Ultimately, these approaches are short-term salves for 2022’s tax season but don’t address the much deeper structural problem at the IRS. Had Congress funded the IRS adequately for the past decade, it would have entered the pandemic with the resources it needed – and would not have millions of tax returns waiting to be processed. The IRS and Treasury have worked closely with legislators to highlight these needs, and this year’s House-passed omnibus represents the largest funding increase for the agency in the last two decades. This is a meaningful step that will help the IRS hire thousands of new employees and secure contractor support that will expedite the processing of returns and correspondence.

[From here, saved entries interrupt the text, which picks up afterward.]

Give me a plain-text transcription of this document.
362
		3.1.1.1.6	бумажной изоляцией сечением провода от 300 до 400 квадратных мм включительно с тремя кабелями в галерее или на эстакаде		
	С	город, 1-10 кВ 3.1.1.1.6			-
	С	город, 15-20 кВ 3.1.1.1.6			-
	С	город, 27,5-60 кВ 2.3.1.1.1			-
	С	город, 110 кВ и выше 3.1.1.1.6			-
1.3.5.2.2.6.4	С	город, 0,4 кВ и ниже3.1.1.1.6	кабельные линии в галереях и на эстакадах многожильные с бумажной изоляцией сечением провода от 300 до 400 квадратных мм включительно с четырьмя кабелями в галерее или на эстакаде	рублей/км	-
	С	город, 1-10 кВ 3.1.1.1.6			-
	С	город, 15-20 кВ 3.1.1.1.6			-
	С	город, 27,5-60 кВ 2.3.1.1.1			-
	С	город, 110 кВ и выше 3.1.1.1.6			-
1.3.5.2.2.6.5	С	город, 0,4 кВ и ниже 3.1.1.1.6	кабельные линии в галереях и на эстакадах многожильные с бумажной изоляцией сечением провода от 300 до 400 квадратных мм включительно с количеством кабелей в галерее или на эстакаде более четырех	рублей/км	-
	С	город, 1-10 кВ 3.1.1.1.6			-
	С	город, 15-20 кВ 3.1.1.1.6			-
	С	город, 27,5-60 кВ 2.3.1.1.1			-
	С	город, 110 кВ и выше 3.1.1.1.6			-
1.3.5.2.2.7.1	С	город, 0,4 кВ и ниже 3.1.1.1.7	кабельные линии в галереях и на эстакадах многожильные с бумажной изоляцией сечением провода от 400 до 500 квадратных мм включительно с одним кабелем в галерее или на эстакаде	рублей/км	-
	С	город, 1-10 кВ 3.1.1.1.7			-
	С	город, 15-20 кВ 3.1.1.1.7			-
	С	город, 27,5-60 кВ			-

But it is far from sufficient. The agency needs stable, long-term funding to be able to modernize outdated technological infrastructure and transition much of its manual work into automated processes that will be more efficient. IRS employees should not be hand-transcribing paper returns. Taxpayers should interact with the agency using state-of-the-art online tools. And every taxpayer who wants to call the IRS with a question should have their call and questions answered promptly. Providing the IRS the resources it needs to rebuild and modernize into the 21st century is critical to ensuring that the agency is able to serve the American people and the nation.